Midnight for Charlie Bone (The Red King Series) by Jenny Nimmo
I don’t remember who suggested this series to me; but they mentioned it in a kind of “If you liked Harry Potter, you ought to read Charlie Bone.” Our family loved Harry Potter so I thought I would try this series and give Kristie something else to read. But here is MY warning! Other than magical abilities and a school for “gifted children,” I found this book to be NOTHING like Harry Potter. I almost quit after 100 pages, but Kristie finished in record time. She spoke excitedly about the fast paced plot. So I soldiered on and finished.

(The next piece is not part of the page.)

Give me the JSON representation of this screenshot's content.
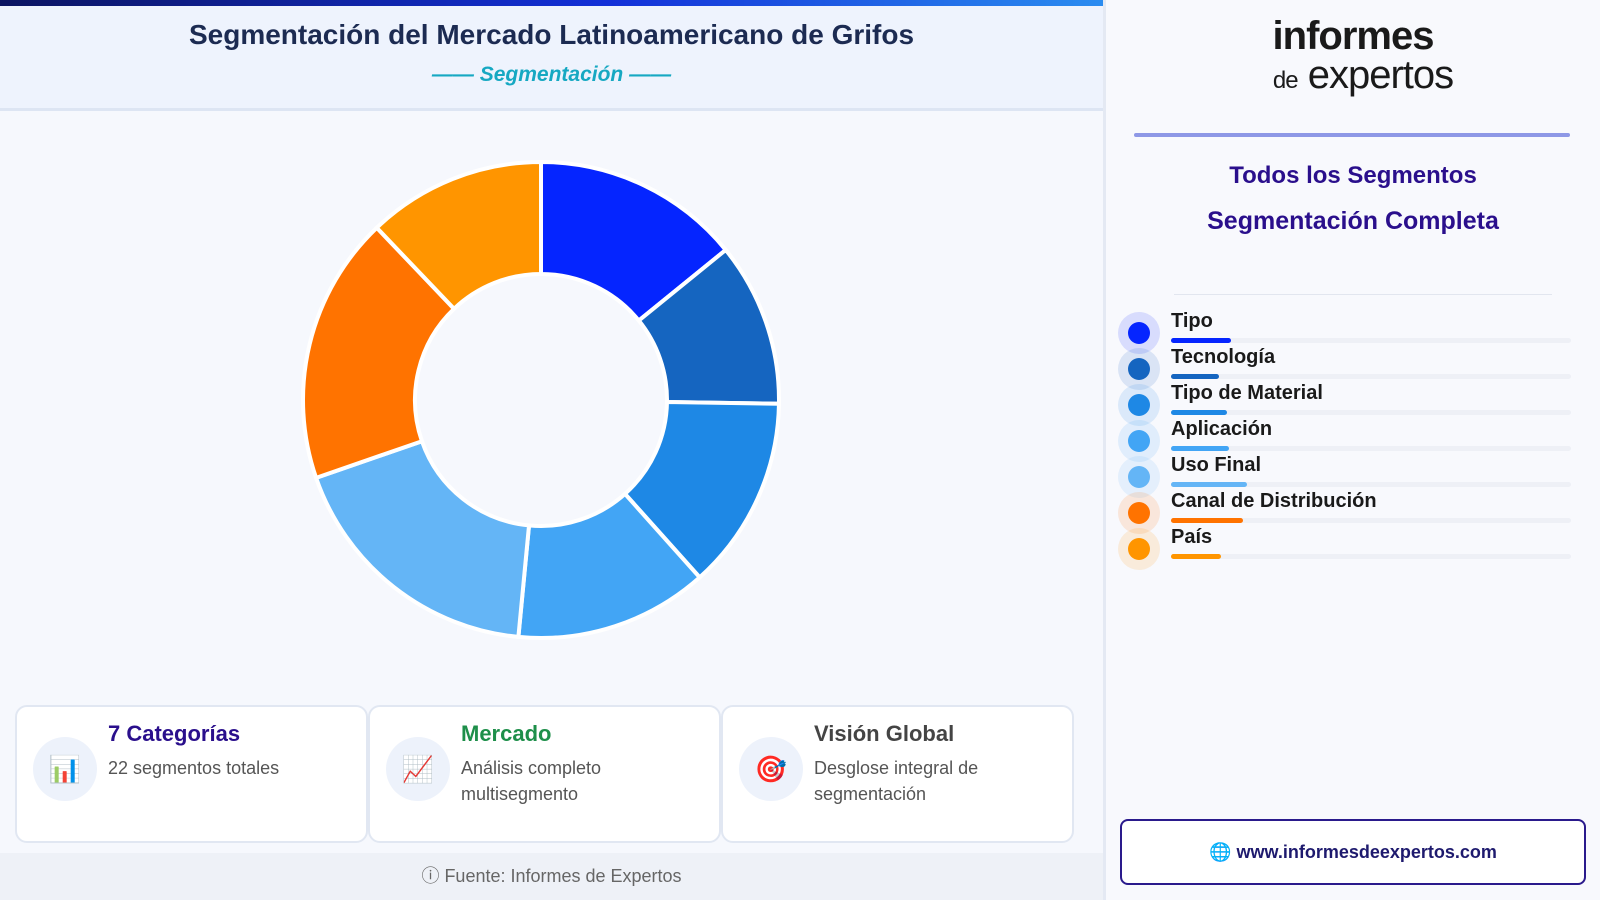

Charlie Bone is a young boy who discovers he can hear voices from photographs. At the same time, he acquires a mysterious case that is the key to finding a girl who was lost as a child and would be Charlie’s age now. Charlie’s grandma and 3 great aunts immediately send him off to Bloor’s Academy, a school for gifted and talented children. But Bloor’s is not Hogwarts. It is not a home away from home, but more like a boarding school straight out of a Dickens’ novel.
Charlie enlists the help of new found friends to solve the mystery of the missing girl rumored to be at Bloor’s. But in so doing, he finds himself at odds with the headmaster and his daunting Grandmother and aunts. But with the help of an oddly powerful uncle, Charlie may have a chance to find the girl and uncover a greater mystery about himself.
I give this book a 5 out of 12 buttered rolls. I’m just not a fan. The backstory is so flawed, I can’t figure out what Charlie doesn’t know or understand and what is common knowledge. The character development was non-existent. Characters who were passed over as merely names, later accomplish important tasks and then treated like an integral part of the storyline. In the last few chapters, the characters discuss maintaining the balance between good and evil, but the entire book focused on the evil characters, good guys were merely footnotes.
There was nothing in the story that I would caution readers to avoid (or discuss with their children), but I found the whole thing kinda lame. Kristie’s excitement has me reading book 2 though. I guess with this kind of beginning, things can only get better from here. However, I thought it only fair to give the recommendation of my 11 year old daughter, Kristie.
I love Midnight for Charlie Bone because there is a lot of adventure and fun in it. It is fun to read about stuff like this when I can figure out what to do and what is going to happen in it. For example, I’m pretty sure I have figured out who Charlie’s Dad is, even though they have no idea. I really like adventure books and it reminds me of books like Harry Potter and Fablehaven. I like adventure and I really like books that have nothing to do with love. It is annoying to read a book when all they focus on is love. The only love in Charlie Bone is the love between family members. It is mysterious and cool how they are able to use there powers and able to solve the problems.
There you go. I need a proper backstory or proper updates of history, non of this mere, “Oh yeah…by the way” stuff. One-dimensional characters make one-dimensional books. However, young readers are more forgiving of those fatal flaws.